Cette croix ressemble à un T ou un Y, mais jamais une croix inversée.

L’usage de cette croix inversée dans le catholicisme augure une forte présence de satanistes au sein de la classe dirigeante catholique. En effet, à l’occasion de la publication en italien de ses mémoires (80), et sur la chaine de télévision internationale CNN, le 17 mars 2010, mais aussi, dans un document signé par une agence de presse catholique, le père Gabriele Don Amorth (président d’honneur de l’association des exorcistes catholiques), dénonçait l’incroyable et impensable réseau de satanistes au sein même du Vatican. Un réseau digne de l’ancienne loge P2. Il a souligné que tout le collège des cardinaux fréquente cette loge satanique. À la question de savoir : qui sont ceux qui fréquentent cette loge satanique ? Il répondit : des prêtres, des « monseigneurs » et également des cardinaux. À la question de savoir : comment le savez-vous ? Il répondit : « Je connais des gens qui ont pu m’en rendre compte, parce qu’ils ont eu l’occasion de s’en rendre compte directement. Et c’est quelque chose qui a été “confessée” à plusieurs reprises par le diable lui-même, sous obéissance lors des exorcismes » (Don Amorth).

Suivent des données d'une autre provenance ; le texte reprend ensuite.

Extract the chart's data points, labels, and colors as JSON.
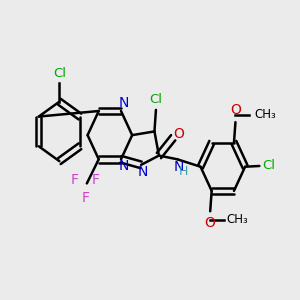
{
  "bg_color": "#ebebeb",
  "bond_color": "#000000",
  "bond_width": 1.8,
  "fig_width": 3.0,
  "fig_height": 3.0,
  "dpi": 100,
  "colors": {
    "C": "#000000",
    "N": "#0000cc",
    "O": "#cc0000",
    "F": "#cc44cc",
    "Cl": "#00aa00",
    "NH": "#4499aa"
  },
  "xlim": [
    0.0,
    1.0
  ],
  "ylim": [
    0.15,
    0.95
  ]
}
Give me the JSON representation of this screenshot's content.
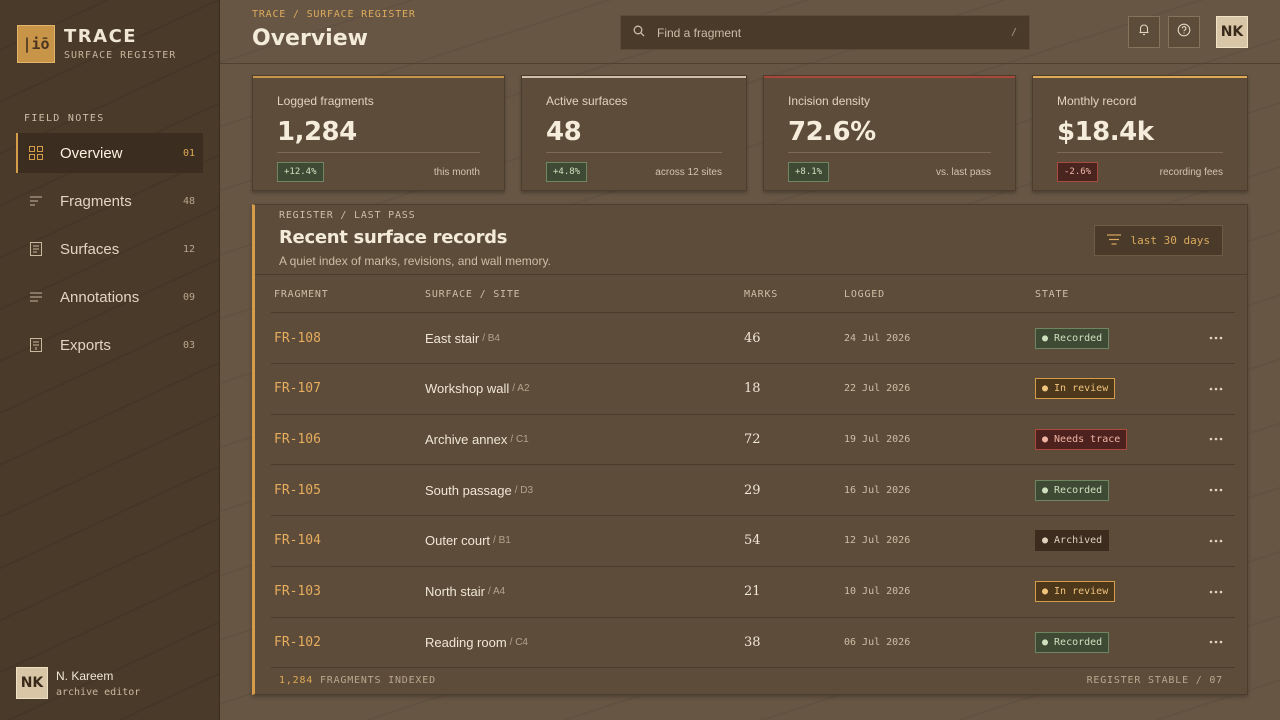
{
  "sidebar": {
    "brand": {
      "logo_glyph": "|iō",
      "title": "TRACE",
      "subtitle": "SURFACE REGISTER"
    },
    "section_label": "FIELD NOTES",
    "items": [
      {
        "label": "Overview",
        "count": "01",
        "icon": "grid-icon",
        "active": true
      },
      {
        "label": "Fragments",
        "count": "48",
        "icon": "fragments-list-icon",
        "active": false
      },
      {
        "label": "Surfaces",
        "count": "12",
        "icon": "document-icon",
        "active": false
      },
      {
        "label": "Annotations",
        "count": "09",
        "icon": "lines-icon",
        "active": false
      },
      {
        "label": "Exports",
        "count": "03",
        "icon": "export-document-icon",
        "active": false
      }
    ],
    "user": {
      "initials": "NK",
      "name": "N. Kareem",
      "role": "archive editor"
    }
  },
  "header": {
    "breadcrumb": "TRACE / SURFACE REGISTER",
    "title": "Overview",
    "search": {
      "placeholder": "Find a fragment",
      "value": "",
      "shortcut": "/"
    },
    "notifications_icon": "bell-icon",
    "help_icon": "help-icon",
    "avatar_initials": "NK"
  },
  "stats": [
    {
      "label": "Logged fragments",
      "value": "1,284",
      "delta": "+12.4%",
      "trend": "up",
      "note": "this month",
      "accent": "#c89448"
    },
    {
      "label": "Active surfaces",
      "value": "48",
      "delta": "+4.8%",
      "trend": "up",
      "note": "across 12 sites",
      "accent": "#cdbfa6"
    },
    {
      "label": "Incision density",
      "value": "72.6%",
      "delta": "+8.1%",
      "trend": "up",
      "note": "vs. last pass",
      "accent": "#a8473a"
    },
    {
      "label": "Monthly record",
      "value": "$18.4k",
      "delta": "-2.6%",
      "trend": "down",
      "note": "recording fees",
      "accent": "#e0a955"
    }
  ],
  "records": {
    "breadcrumb": "REGISTER / LAST PASS",
    "title": "Recent surface records",
    "subtitle": "A quiet index of marks, revisions, and wall memory.",
    "filter_label": "last 30 days",
    "columns": {
      "fragment": "FRAGMENT",
      "surface": "SURFACE / SITE",
      "marks": "MARKS",
      "logged": "LOGGED",
      "state": "STATE"
    },
    "rows": [
      {
        "id": "FR-108",
        "surface": "East stair",
        "site": "/ B4",
        "marks": "46",
        "logged": "24 Jul 2026",
        "state": "● Recorded",
        "state_type": "recorded"
      },
      {
        "id": "FR-107",
        "surface": "Workshop wall",
        "site": "/ A2",
        "marks": "18",
        "logged": "22 Jul 2026",
        "state": "● In review",
        "state_type": "review"
      },
      {
        "id": "FR-106",
        "surface": "Archive annex",
        "site": "/ C1",
        "marks": "72",
        "logged": "19 Jul 2026",
        "state": "● Needs trace",
        "state_type": "needs"
      },
      {
        "id": "FR-105",
        "surface": "South passage",
        "site": "/ D3",
        "marks": "29",
        "logged": "16 Jul 2026",
        "state": "● Recorded",
        "state_type": "recorded"
      },
      {
        "id": "FR-104",
        "surface": "Outer court",
        "site": "/ B1",
        "marks": "54",
        "logged": "12 Jul 2026",
        "state": "● Archived",
        "state_type": "archived"
      },
      {
        "id": "FR-103",
        "surface": "North stair",
        "site": "/ A4",
        "marks": "21",
        "logged": "10 Jul 2026",
        "state": "● In review",
        "state_type": "review"
      },
      {
        "id": "FR-102",
        "surface": "Reading room",
        "site": "/ C4",
        "marks": "38",
        "logged": "06 Jul 2026",
        "state": "● Recorded",
        "state_type": "recorded"
      }
    ],
    "footer": {
      "count": "1,284",
      "count_label": "FRAGMENTS INDEXED",
      "status": "REGISTER STABLE / 07"
    }
  },
  "colors": {
    "accent": "#d59c4a",
    "sidebar": "#4a3a2a",
    "surface": "#5d4c3a",
    "recorded": "#6f8760",
    "needs_trace": "#a94a3c"
  }
}
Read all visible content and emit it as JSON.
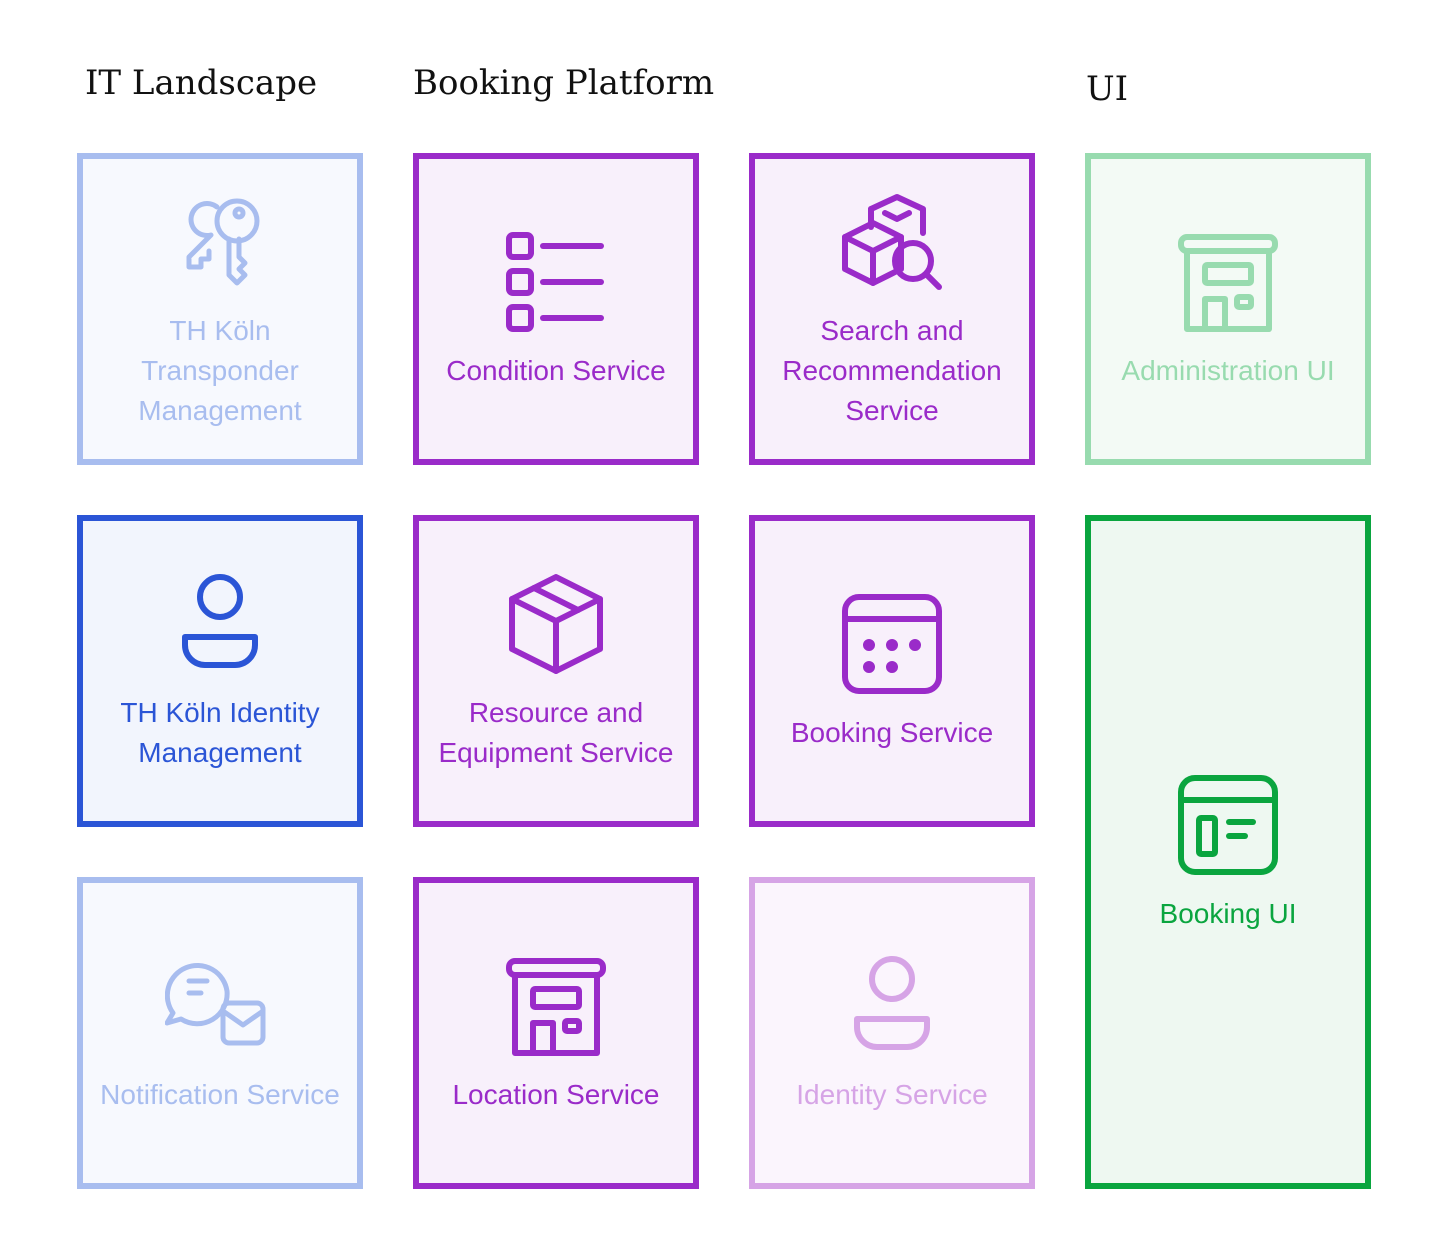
{
  "headings": {
    "it_landscape": "IT Landscape",
    "booking_platform": "Booking Platform",
    "ui": "UI"
  },
  "colors": {
    "blue_dark": "#2b55d6",
    "blue_light": "#a8bdef",
    "blue_bg": "#f2f5fd",
    "purple": "#9a2bc9",
    "purple_light": "#d6a4e6",
    "purple_bg": "#f8f0fb",
    "green_dark": "#0aa53f",
    "green_light": "#98dbaf",
    "green_bg": "#eef8f1"
  },
  "nodes": {
    "transponder": {
      "label": "TH Köln Transponder Management",
      "icon": "keys-icon"
    },
    "identity_mgmt": {
      "label": "TH Köln Identity Management",
      "icon": "user-icon"
    },
    "notification": {
      "label": "Notification Service",
      "icon": "chat-mail-icon"
    },
    "condition": {
      "label": "Condition Service",
      "icon": "checklist-icon"
    },
    "resource": {
      "label": "Resource and Equipment Service",
      "icon": "box-icon"
    },
    "location": {
      "label": "Location Service",
      "icon": "building-icon"
    },
    "search": {
      "label": "Search and Recommendation Service",
      "icon": "box-search-icon"
    },
    "booking": {
      "label": "Booking Service",
      "icon": "calendar-icon"
    },
    "identity_service": {
      "label": "Identity Service",
      "icon": "user-icon"
    },
    "admin_ui": {
      "label": "Administration UI",
      "icon": "building-icon"
    },
    "booking_ui": {
      "label": "Booking UI",
      "icon": "window-icon"
    }
  }
}
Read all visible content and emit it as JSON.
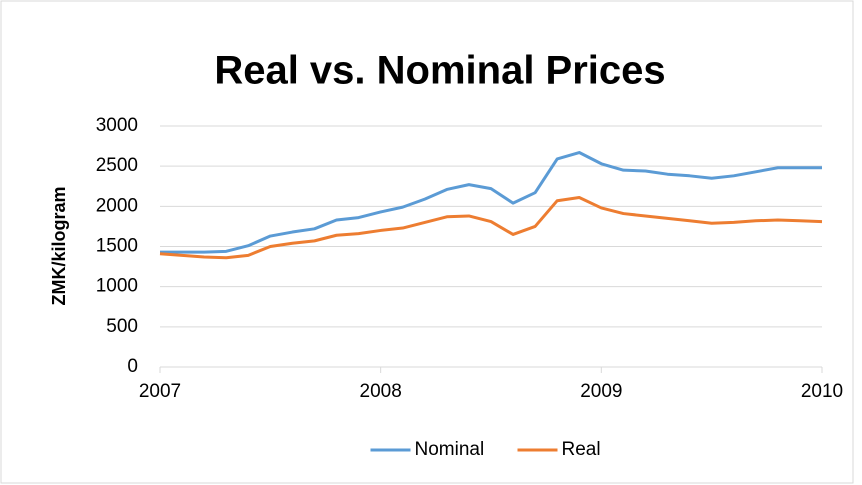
{
  "chart_data": {
    "type": "line",
    "title": "Real vs. Nominal Prices",
    "y_label": "ZMK/kilogram",
    "x": [
      2007.0,
      2007.1,
      2007.2,
      2007.3,
      2007.4,
      2007.5,
      2007.6,
      2007.7,
      2007.8,
      2007.9,
      2008.0,
      2008.1,
      2008.2,
      2008.3,
      2008.4,
      2008.5,
      2008.6,
      2008.7,
      2008.8,
      2008.9,
      2009.0,
      2009.1,
      2009.2,
      2009.3,
      2009.4,
      2009.5,
      2009.6,
      2009.7,
      2009.8,
      2009.9,
      2010.0
    ],
    "series": [
      {
        "name": "Nominal",
        "color": "#5b9bd5",
        "values": [
          1430,
          1430,
          1430,
          1440,
          1510,
          1630,
          1680,
          1720,
          1830,
          1860,
          1930,
          1990,
          2090,
          2210,
          2270,
          2220,
          2040,
          2170,
          2590,
          2670,
          2530,
          2450,
          2440,
          2400,
          2380,
          2350,
          2380,
          2430,
          2480,
          2480,
          2480
        ]
      },
      {
        "name": "Real",
        "color": "#ed7d31",
        "values": [
          1410,
          1390,
          1370,
          1360,
          1390,
          1500,
          1540,
          1570,
          1640,
          1660,
          1700,
          1730,
          1800,
          1870,
          1880,
          1810,
          1650,
          1750,
          2070,
          2110,
          1980,
          1910,
          1880,
          1850,
          1820,
          1790,
          1800,
          1820,
          1830,
          1820,
          1810
        ]
      }
    ],
    "xlim": [
      2007,
      2010
    ],
    "xticks": [
      2007,
      2008,
      2009,
      2010
    ],
    "ylim": [
      0,
      3000
    ],
    "yticks": [
      0,
      500,
      1000,
      1500,
      2000,
      2500,
      3000
    ],
    "grid": true,
    "legend": "bottom"
  }
}
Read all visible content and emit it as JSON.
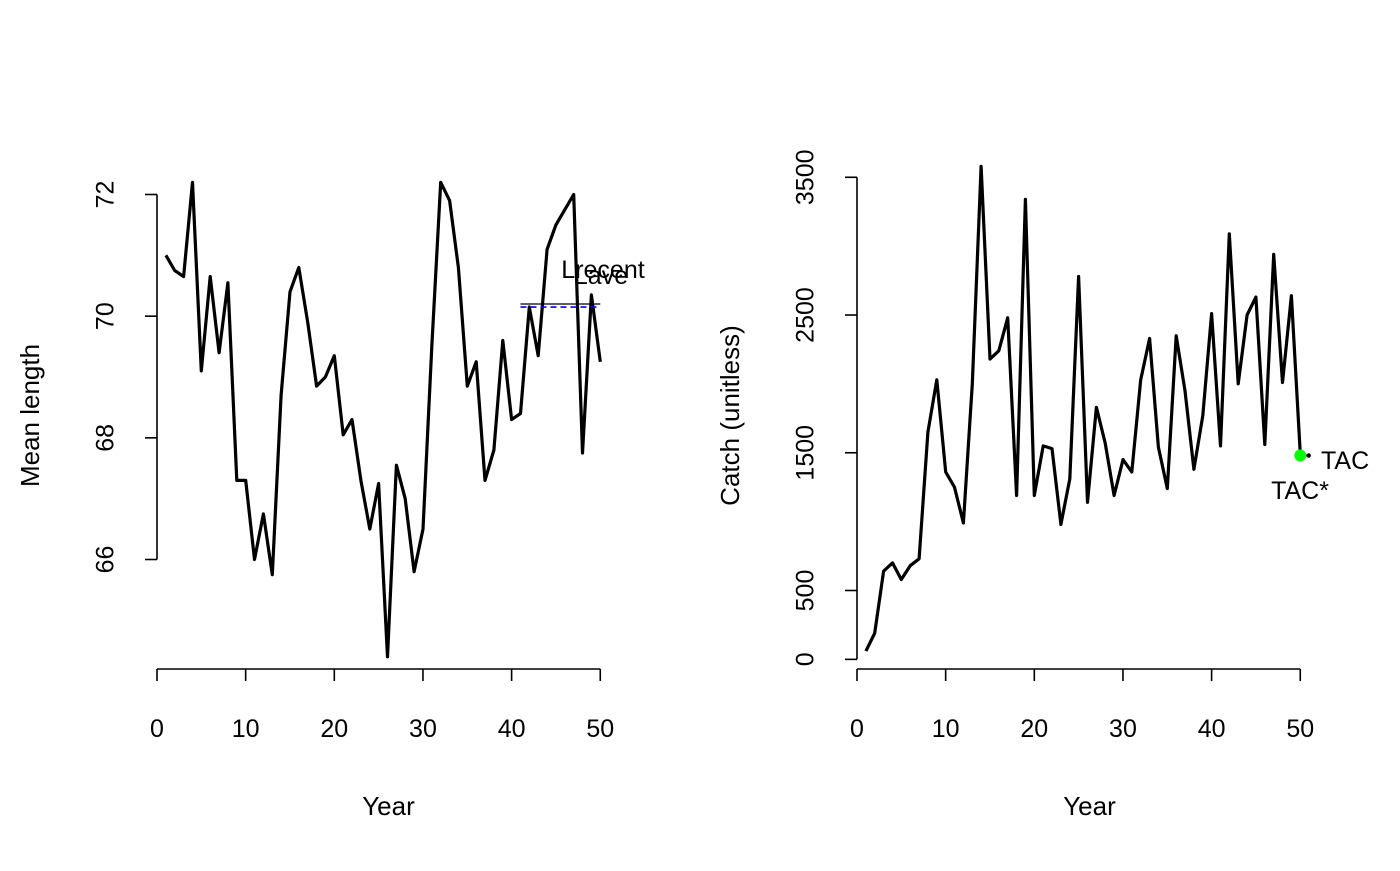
{
  "chart_data": [
    {
      "type": "line",
      "xlabel": "Year",
      "ylabel": "Mean length",
      "xlim": [
        0,
        52
      ],
      "ylim": [
        64.2,
        72.6
      ],
      "xticks": [
        0,
        10,
        20,
        30,
        40,
        50
      ],
      "yticks": [
        66,
        68,
        70,
        72
      ],
      "grid": false,
      "series": [
        {
          "color": "#000000",
          "x": [
            1,
            2,
            3,
            4,
            5,
            6,
            7,
            8,
            9,
            10,
            11,
            12,
            13,
            14,
            15,
            16,
            17,
            18,
            19,
            20,
            21,
            22,
            23,
            24,
            25,
            26,
            27,
            28,
            29,
            30,
            31,
            32,
            33,
            34,
            35,
            36,
            37,
            38,
            39,
            40,
            41,
            42,
            43,
            44,
            45,
            46,
            47,
            48,
            49,
            50
          ],
          "y": [
            71.0,
            70.75,
            70.65,
            72.2,
            69.1,
            70.65,
            69.4,
            70.55,
            67.3,
            67.3,
            66.0,
            66.75,
            65.75,
            68.7,
            70.4,
            70.8,
            69.9,
            68.85,
            69.0,
            69.35,
            68.05,
            68.3,
            67.3,
            66.5,
            67.25,
            64.4,
            67.55,
            67.0,
            65.8,
            66.5,
            69.5,
            72.2,
            71.9,
            70.8,
            68.85,
            69.25,
            67.3,
            67.8,
            69.6,
            68.3,
            68.4,
            70.15,
            69.35,
            71.1,
            71.5,
            71.75,
            72.0,
            67.75,
            70.35,
            69.25
          ]
        }
      ],
      "reference_lines": [
        {
          "label": "Lrecent",
          "color": "#000000",
          "style": "solid",
          "x": [
            41,
            50
          ],
          "y": 70.2
        },
        {
          "label": "Lave",
          "color": "#0000ff",
          "style": "dashed",
          "x": [
            41,
            50
          ],
          "y": 70.15
        }
      ]
    },
    {
      "type": "line",
      "xlabel": "Year",
      "ylabel": "Catch (unitless)",
      "xlim": [
        0,
        52
      ],
      "ylim": [
        -70,
        3640
      ],
      "xticks": [
        0,
        10,
        20,
        30,
        40,
        50
      ],
      "yticks": [
        0,
        500,
        1500,
        2500,
        3500
      ],
      "grid": false,
      "series": [
        {
          "color": "#000000",
          "x": [
            1,
            2,
            3,
            4,
            5,
            6,
            7,
            8,
            9,
            10,
            11,
            12,
            13,
            14,
            15,
            16,
            17,
            18,
            19,
            20,
            21,
            22,
            23,
            24,
            25,
            26,
            27,
            28,
            29,
            30,
            31,
            32,
            33,
            34,
            35,
            36,
            37,
            38,
            39,
            40,
            41,
            42,
            43,
            44,
            45,
            46,
            47,
            48,
            49,
            50
          ],
          "y": [
            60,
            190,
            640,
            700,
            580,
            680,
            730,
            1650,
            2030,
            1360,
            1250,
            990,
            2000,
            3580,
            2180,
            2240,
            2480,
            1190,
            3340,
            1190,
            1550,
            1530,
            980,
            1310,
            2780,
            1140,
            1830,
            1570,
            1190,
            1450,
            1360,
            2030,
            2330,
            1540,
            1240,
            2350,
            1950,
            1380,
            1770,
            2510,
            1550,
            3090,
            2000,
            2500,
            2630,
            1560,
            2940,
            2010,
            2640,
            1490
          ]
        }
      ],
      "points": [
        {
          "label": "TAC*",
          "color": "#00ff00",
          "x": 50,
          "y": 1480
        },
        {
          "label": "TAC",
          "color": "#0000ff",
          "x": 50.5,
          "y": 1480
        }
      ]
    }
  ]
}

Des écrivains français tels que Roger Pierre f, le père Malachie Martin (l’assistant du pape Jean XXIII et du Cardinal Ottaviani), ont également dénoncé dans leurs livres « la présence de cardinaux satanistes au sein du Vatican ». Une bien triste réalité ! Ces cardinaux satanistes auraient même tenté vainement de consacrer l’Église Saint-Pierre de Rome à Satan (72). Cette présence de satanistes parmi les princes de l’Église catholique pourrait justifier l’usage de cette croix inversée.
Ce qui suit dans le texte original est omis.